The logical fallacy of monotheism, of this father figure lawgiver as the source of all, is that a spiritual absolute would be the essence of sentience, from which we rise, not an ideal of wisdom and judgement, from which we fell.

The fact we are aware, then the details of which we are aware. More the new born child, than the wise old man. The source is basis, not apex.

When we conflate our ideals, which are aspirational, with the absolute, which is elemental, it creates this assumption of the ideal as absolute and the effect is a monoculture, where the Other becomes an affront to one's own true God.

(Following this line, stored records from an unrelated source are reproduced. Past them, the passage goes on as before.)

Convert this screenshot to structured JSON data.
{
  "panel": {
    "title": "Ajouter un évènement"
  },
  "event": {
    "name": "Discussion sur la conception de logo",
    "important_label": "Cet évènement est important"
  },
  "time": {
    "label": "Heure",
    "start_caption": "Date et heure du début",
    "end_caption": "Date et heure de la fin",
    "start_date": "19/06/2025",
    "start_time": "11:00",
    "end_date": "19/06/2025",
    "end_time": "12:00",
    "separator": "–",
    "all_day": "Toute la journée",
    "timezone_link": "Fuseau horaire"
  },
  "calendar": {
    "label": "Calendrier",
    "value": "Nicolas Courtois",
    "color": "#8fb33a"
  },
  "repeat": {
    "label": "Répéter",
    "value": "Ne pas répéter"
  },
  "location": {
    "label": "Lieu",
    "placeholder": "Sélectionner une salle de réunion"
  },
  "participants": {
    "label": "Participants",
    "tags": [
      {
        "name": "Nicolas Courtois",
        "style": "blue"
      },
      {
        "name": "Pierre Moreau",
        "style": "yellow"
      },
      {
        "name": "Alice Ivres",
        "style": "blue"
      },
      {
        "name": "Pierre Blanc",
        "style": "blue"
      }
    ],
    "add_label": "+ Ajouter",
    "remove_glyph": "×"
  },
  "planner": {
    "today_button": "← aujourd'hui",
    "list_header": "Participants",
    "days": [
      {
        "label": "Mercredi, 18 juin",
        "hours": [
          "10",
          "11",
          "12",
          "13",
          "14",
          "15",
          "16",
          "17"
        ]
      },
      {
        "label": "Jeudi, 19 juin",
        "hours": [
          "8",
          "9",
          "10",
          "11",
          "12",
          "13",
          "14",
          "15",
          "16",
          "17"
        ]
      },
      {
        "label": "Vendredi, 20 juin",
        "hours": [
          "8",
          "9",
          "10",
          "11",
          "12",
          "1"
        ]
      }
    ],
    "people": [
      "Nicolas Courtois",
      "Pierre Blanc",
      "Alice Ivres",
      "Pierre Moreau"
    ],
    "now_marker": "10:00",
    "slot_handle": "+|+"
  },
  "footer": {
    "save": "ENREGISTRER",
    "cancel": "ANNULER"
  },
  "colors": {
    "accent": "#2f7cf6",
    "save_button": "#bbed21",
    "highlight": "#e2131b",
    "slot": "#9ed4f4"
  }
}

Consider that democracy and republicanism evolved in pantheistic societies, which were the Ancients interpretation of multiculturalism, as there was no distinction between culture and civics. When we went back to these more broad based political systems, from the "divine right of kings," it required a separation of church and state, culture and civics. A large part of the problem Europe is having with integrating Muslims is that Islam doesn't recognize a distinction between the cultural framework of monotheism and the civil structure. Sharia law transcends national laws.

The reality is that good and bad are not some cosmic conflict between the forces of righteousness and evil, but the basic biological binary of beneficial and detrimental. The 1/0 of sentience, from which all our higher order social concepts and contracts emerge, such as respect, responsibility, trust, honor, love, etc, as well as the negatives.

So trying to understand morality and ethics from a point of desired outcomes, rather than a evolutionary process, is like trying to learn computer programming by playing video games.

We are that dichotomy of raw organic energies driving us, versus the forms we develop in order to survive and function. The anarchies of desire, versus the tyrannies of judgement. The head and the heart. Youth and age, liberal and conservative. It's not either/or, it's two sides of the same coin. The resulting feedback builds up this complex reality.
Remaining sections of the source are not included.